Desde el consulado español en Alejandría se hicieron planes para impulsar el comercio con Egipto. Al poco de la reasunción de Godoy, el cónsul Juan Soler realizó un primer intento. Acudió a la colaboración del gobierno y de la Compañía de Filipinas, creada en 1785, que invirtió con poco beneficio 67.099 reales en géneros de sus almacenes con poca salida en España.
Se creía que la Compañía era el agente idóneo por sus capitales y experiencia para mostrar el camino a otros y dar un buen ejemplo en el comercio del Levante. Muy dependiente del gobierno, no tuvo más remedio que intentar una segunda empresa en diciembre de 1801, cuando todavía proseguía la guerra con Gran Bretaña.
El 11 de diciembre de 1802, aprovechando la paz de Amiens, se pudo poner en práctica el segundo intento, nuevamente con el aliento del consulado en Alejandría. Se invirtió un capital de 860.000 reales esta vez y se embarcaron en el bergantín la Bárbara grana, añiles, pimienta de Tabasco, café, azúcar, regaliz y gorros de la fábrica valenciana de Paterna. Desde la recuperada Mahón partiría con dirección a Esmirna.
El balance que los directores de la Compañía hicieron al secretario Pedro Ceballos, pariente de Godoy, el 11 de mayo de 1804 no pudo ser más desalentador. A las pérdidas sufridas a nivel general se añadió la costumbre levantina de la tardanza en el pago de los deudores, que acrecentaba los riesgos de capital.
El estado político tampoco inclinaba al optimismo, con un gobierno local despótico y una Francia y Gran Bretaña nuevamente enfrentadas. Desde este punto de vista los directores se mostraron más prudentes que el nuevo cónsul español en Alejandría José Camps y Soler, pero también más conservadores y menos audaces.
Desestimaron por insegura y cara la ruta hacia la India por Suez y el mar Rojo, recomendando la más larga del cabo de Buena Esperanza a los poco avisados británicos. A su juicio España no debería de enredarse en las complicaciones levantinas y tenía que aprovechar sus importantes posesiones en América y Asia.
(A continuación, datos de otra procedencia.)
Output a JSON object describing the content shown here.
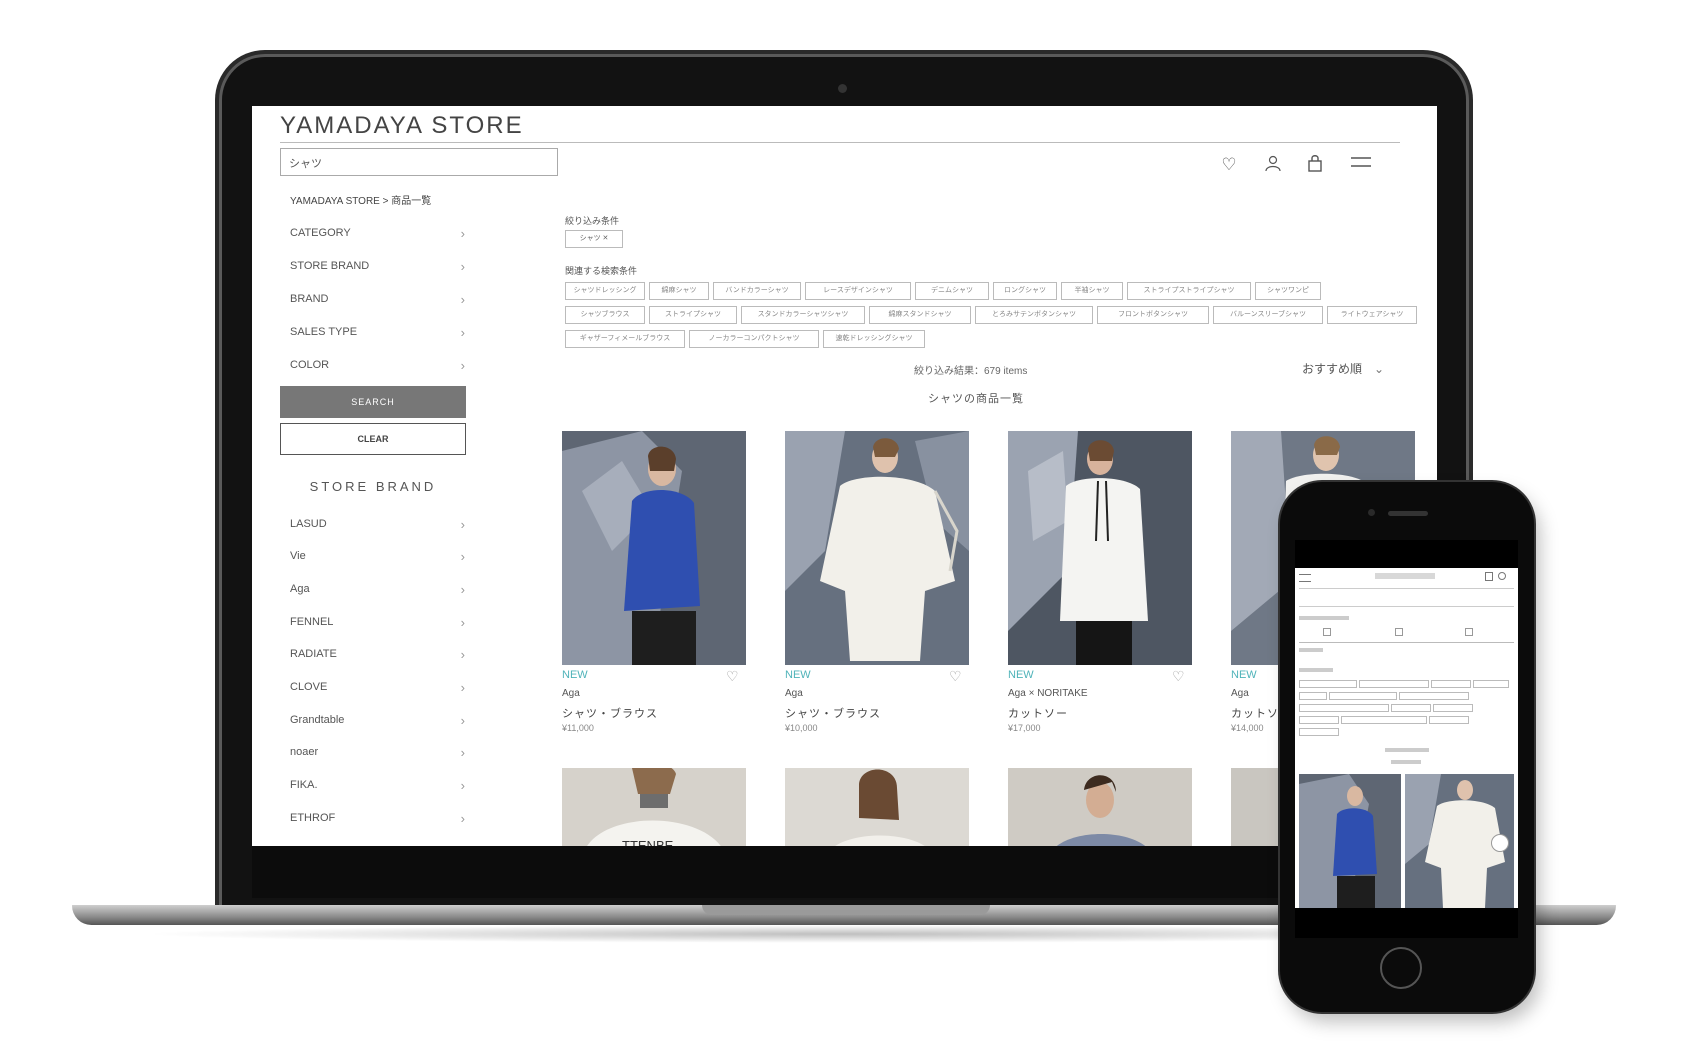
{
  "store": {
    "logo": "YAMADAYA STORE",
    "search_value": "シャツ",
    "breadcrumb": "YAMADAYA STORE > 商品一覧"
  },
  "filters": [
    {
      "label": "CATEGORY"
    },
    {
      "label": "STORE BRAND"
    },
    {
      "label": "BRAND"
    },
    {
      "label": "SALES TYPE"
    },
    {
      "label": "COLOR"
    }
  ],
  "buttons": {
    "search": "SEARCH",
    "clear": "CLEAR"
  },
  "sidebar": {
    "store_brand_heading": "STORE BRAND",
    "brands": [
      "LASUD",
      "Vie",
      "Aga",
      "FENNEL",
      "RADIATE",
      "CLOVE",
      "Grandtable",
      "noaer",
      "FIKA.",
      "ETHROF"
    ]
  },
  "refine": {
    "heading": "絞り込み条件",
    "active_tag": "シャツ ✕",
    "related_heading": "関連する検索条件",
    "related_tags": [
      "シャツドレッシング",
      "綿麻シャツ",
      "バンドカラーシャツ",
      "レースデザインシャツ",
      "デニムシャツ",
      "ロングシャツ",
      "半袖シャツ",
      "ストライプストライプシャツ",
      "シャツワンピ",
      "シャツブラウス",
      "ストライプシャツ",
      "スタンドカラーシャツシャツ",
      "綿麻スタンドシャツ",
      "とろみサテンボタンシャツ",
      "フロントボタンシャツ",
      "バルーンスリーブシャツ",
      "ライトウェアシャツ",
      "ギャザーフィメールブラウス",
      "ノーカラーコンパクトシャツ",
      "速乾ドレッシングシャツ"
    ],
    "count_text": "絞り込み結果：679 items",
    "sort": "おすすめ順"
  },
  "listing": {
    "title": "シャツの商品一覧",
    "products": [
      {
        "badge": "NEW",
        "brand": "Aga",
        "name": "シャツ・ブラウス",
        "price": "¥11,000"
      },
      {
        "badge": "NEW",
        "brand": "Aga",
        "name": "シャツ・ブラウス",
        "price": "¥10,000"
      },
      {
        "badge": "NEW",
        "brand": "Aga × NORITAKE",
        "name": "カットソー",
        "price": "¥17,000"
      },
      {
        "badge": "NEW",
        "brand": "Aga",
        "name": "カットソー",
        "price": "¥14,000"
      }
    ]
  },
  "icons": {
    "favorite": "heart-icon",
    "account": "user-icon",
    "cart": "bag-icon",
    "menu": "hamburger-icon",
    "chevron": "chevron-right-icon",
    "sort": "chevron-down-icon"
  },
  "colors": {
    "new_badge": "#4fb3b9",
    "search_button": "#777777",
    "laptop_body": "#121212"
  }
}
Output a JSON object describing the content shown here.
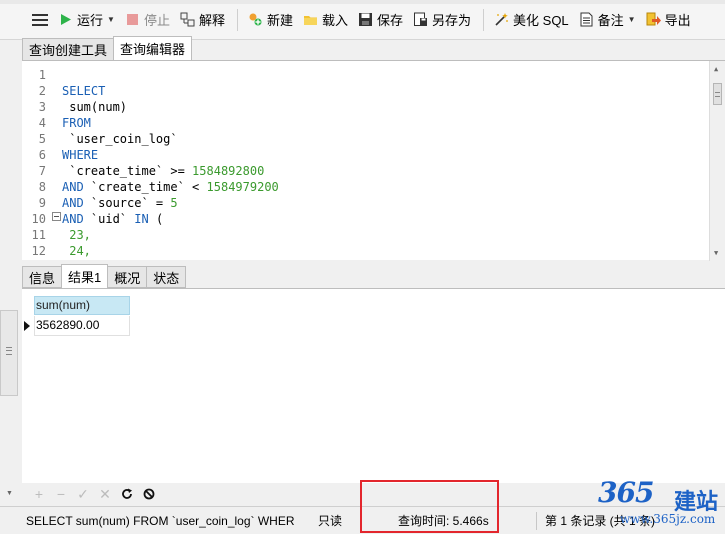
{
  "toolbar": {
    "run": "运行",
    "stop": "停止",
    "explain": "解释",
    "new": "新建",
    "load": "载入",
    "save": "保存",
    "save_as": "另存为",
    "beautify": "美化 SQL",
    "note": "备注",
    "export": "导出"
  },
  "tabs": [
    "查询创建工具",
    "查询编辑器"
  ],
  "editor": {
    "line_numbers": [
      "1",
      "2",
      "3",
      "4",
      "5",
      "6",
      "7",
      "8",
      "9",
      "10",
      "11",
      "12"
    ],
    "lines": [
      {
        "parts": []
      },
      {
        "parts": [
          {
            "t": "SELECT",
            "c": "kw"
          }
        ]
      },
      {
        "parts": [
          {
            "t": " sum(num)",
            "c": ""
          }
        ]
      },
      {
        "parts": [
          {
            "t": "FROM",
            "c": "kw"
          }
        ]
      },
      {
        "parts": [
          {
            "t": " `user_coin_log`",
            "c": ""
          }
        ]
      },
      {
        "parts": [
          {
            "t": "WHERE",
            "c": "kw"
          }
        ]
      },
      {
        "parts": [
          {
            "t": " `create_time` >= ",
            "c": ""
          },
          {
            "t": "1584892800",
            "c": "num"
          }
        ]
      },
      {
        "parts": [
          {
            "t": "AND",
            "c": "kw"
          },
          {
            "t": " `create_time` < ",
            "c": ""
          },
          {
            "t": "1584979200",
            "c": "num"
          }
        ]
      },
      {
        "parts": [
          {
            "t": "AND",
            "c": "kw"
          },
          {
            "t": " `source` = ",
            "c": ""
          },
          {
            "t": "5",
            "c": "num"
          }
        ]
      },
      {
        "parts": [
          {
            "t": "AND",
            "c": "kw"
          },
          {
            "t": " `uid` ",
            "c": ""
          },
          {
            "t": "IN",
            "c": "kw"
          },
          {
            "t": " (",
            "c": ""
          }
        ]
      },
      {
        "parts": [
          {
            "t": " 23,",
            "c": "num"
          }
        ]
      },
      {
        "parts": [
          {
            "t": " 24,",
            "c": "num"
          }
        ]
      }
    ]
  },
  "result_tabs": [
    "信息",
    "结果1",
    "概况",
    "状态"
  ],
  "result": {
    "column": "sum(num)",
    "value": "3562890.00"
  },
  "status": {
    "sql": "SELECT  sum(num) FROM  `user_coin_log`  WHER",
    "readonly": "只读",
    "query_time": "查询时间: 5.466s",
    "record": "第 1 条记录 (共 1 条)"
  },
  "watermark": {
    "brand": "365",
    "cn": "建站",
    "url": "www.365jz.com"
  },
  "colors": {
    "keyword": "#1a5fb4",
    "number": "#3b9a2e",
    "highlight": "#e3262d",
    "grid_header": "#c8e8f4"
  }
}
Pocos meses después la armada española resultó casi aniquilada en Trafalgar y las comunicaciones imperiales con América sufrieron un golpe irreparable. Cuando el desenvuelto Domingo Badía, el famoso Alí Bey, intentaba arriesgados planes en el mundo islámico en nombre de España, otros terminaron siendo víctimas de su conservadurismo, una actitud que no dejó de pasar factura a los españoles del siglo XIX.